All biosystems are open, non-linear, dissipative, and they are in a dynamic equilibrium with their environment. They are self-organized. In this context, noise has a positive role, including:

  • Generation of errors in DNA replication, leading to mutation and evolution.

  • Noise-induced amplification of weak, under-threshold signals (by stochastic resonance).

  • Noise enhanced signal transmission across voltage-dependent ion channels (actually noise helps transport across membrane ion channels).

  • Phenotypic noise enables adaptation if environmental conditions shift.

  • Any chemical reaction has an activation barrier which is crossed with the help of thermal noise.

  • Noise in intracellular reaction dynamics drives the selection of actively growing states among all possible cellular states (Kaneko & Furusawa).

  • Pathogenic organisms utilize random fluctuations on the surface to evade host responses. The gene expression variability and the accompanying noise make the cell flexible and help it to adapt to varying environmental conditions.

  • Brownian noise plays a dominant role in the molecular motors operation. Molecular motors move along the cytoskeleton and transport proteins from the place where they were fabricated to the place where they are needed. They are fuelled by the chemical energy obtained from the hydrolysis of ATP. Thermal noise is essential to transform chemical energy into mechanical energy.

  • It is admitted that Brownian noise destroy temporal and spatial patterns; however, in out-of-equilibrium nonlinear biosystems noise can produce new ordered behaviours (by inducing synchronization/coherence in chemical and biological systems).

  • Attractors are stable states to which system converges. Noise is essential for switching from attractor to attractor. Attractor selection is driven by the inherent noise in gene expression. It is admitted that “attractor selection dynamically switches between a “deterministic mode”, where the system converges to its nearest attractor and a “random mode”, where the potential landscape is flattened by the activity term” (K. Leibnitz & M. Koda).

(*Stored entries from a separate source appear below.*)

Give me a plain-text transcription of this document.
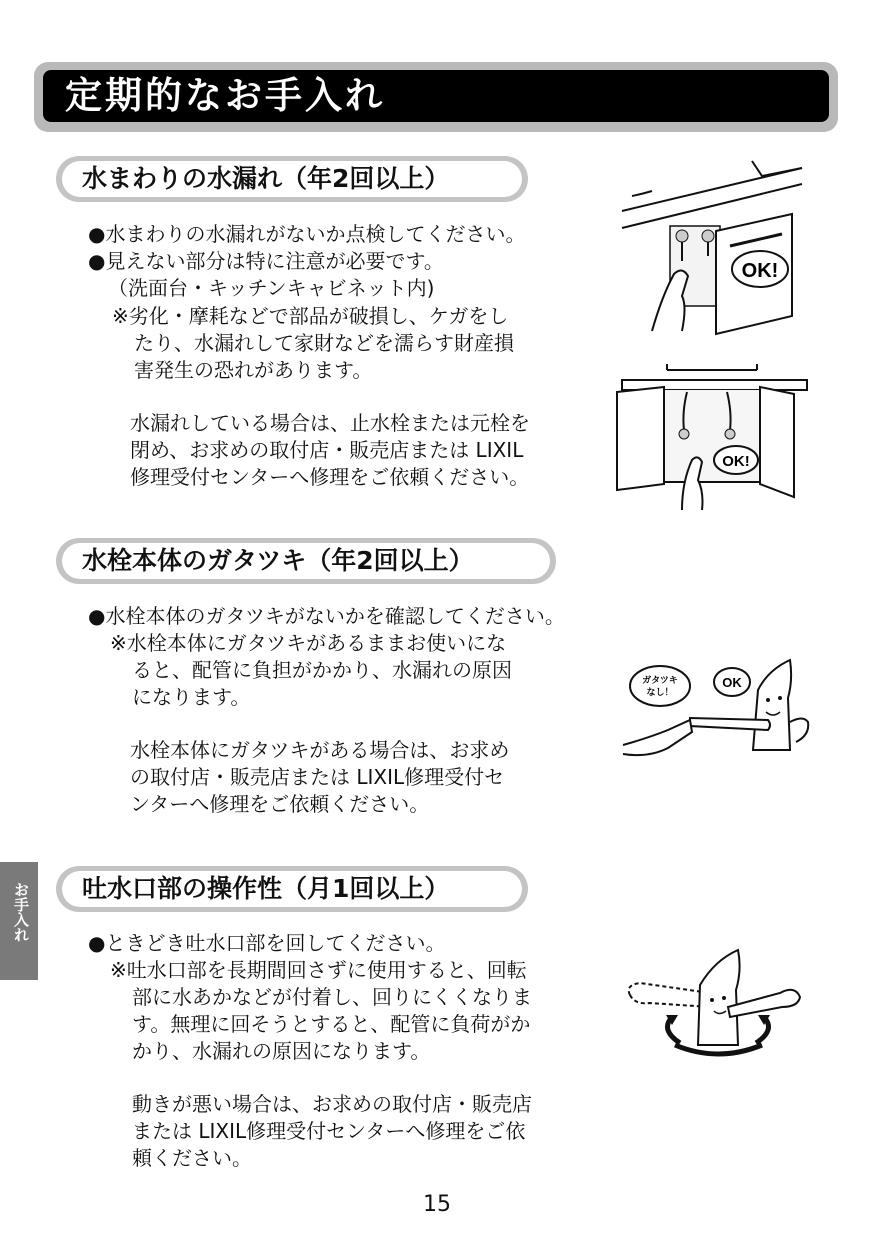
定期的なお手入れ
水まわりの水漏れ（年2回以上）
●水まわりの水漏れがないか点検してください。
●見えない部分は特に注意が必要です。
（洗面台・キッチンキャビネット内)
※劣化・摩耗などで部品が破損し、ケガをし
たり、水漏れして家財などを濡らす財産損
害発生の恐れがあります。
水漏れしている場合は、止水栓または元栓を
閉め、お求めの取付店・販売店または LIXIL
修理受付センターへ修理をご依頼ください。
OK!
OK!
水栓本体のガタツキ（年2回以上）
●水栓本体のガタツキがないかを確認してください。
※水栓本体にガタツキがあるままお使いにな
ると、配管に負担がかかり、水漏れの原因
になります。
水栓本体にガタツキがある場合は、お求め
の取付店・販売店または LIXIL修理受付セ
ンターへ修理をご依頼ください。
ガタツキ
なし！
OK
吐水口部の操作性（月1回以上）
●ときどき吐水口部を回してください。
※吐水口部を長期間回さずに使用すると、回転
部に水あかなどが付着し、回りにくくなりま
す。無理に回そうとすると、配管に負荷がか
かり、水漏れの原因になります。
動きが悪い場合は、お求めの取付店・販売店
または LIXIL修理受付センターへ修理をご依
頼ください。
お手入れ
15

  • Many systems (as chemical reactions, society of living organisms and neurons) perform coordination by means of phase synchronization of their local oscillators. It has been found that the common noise to which all individuals are submitted can induce stable phase synchronization in large populations.

  • Noise is paramount to the operation of any excitable system. Without noise, the excitable system delivers no output at all, while too much noise induces a noisy output. For an appropriate noise intensity, the behaviour of the system becomes regular. This is the phenomenon of coherence resonance.

  • etc.


  1. Conclusion

Noise has a rather positive role in biological systems, very likely due to the “intelligent” way in which living systems are exploiting it. During millions of years of evolution, those organisms not able to efficiently use noise were very likely naturally eliminated.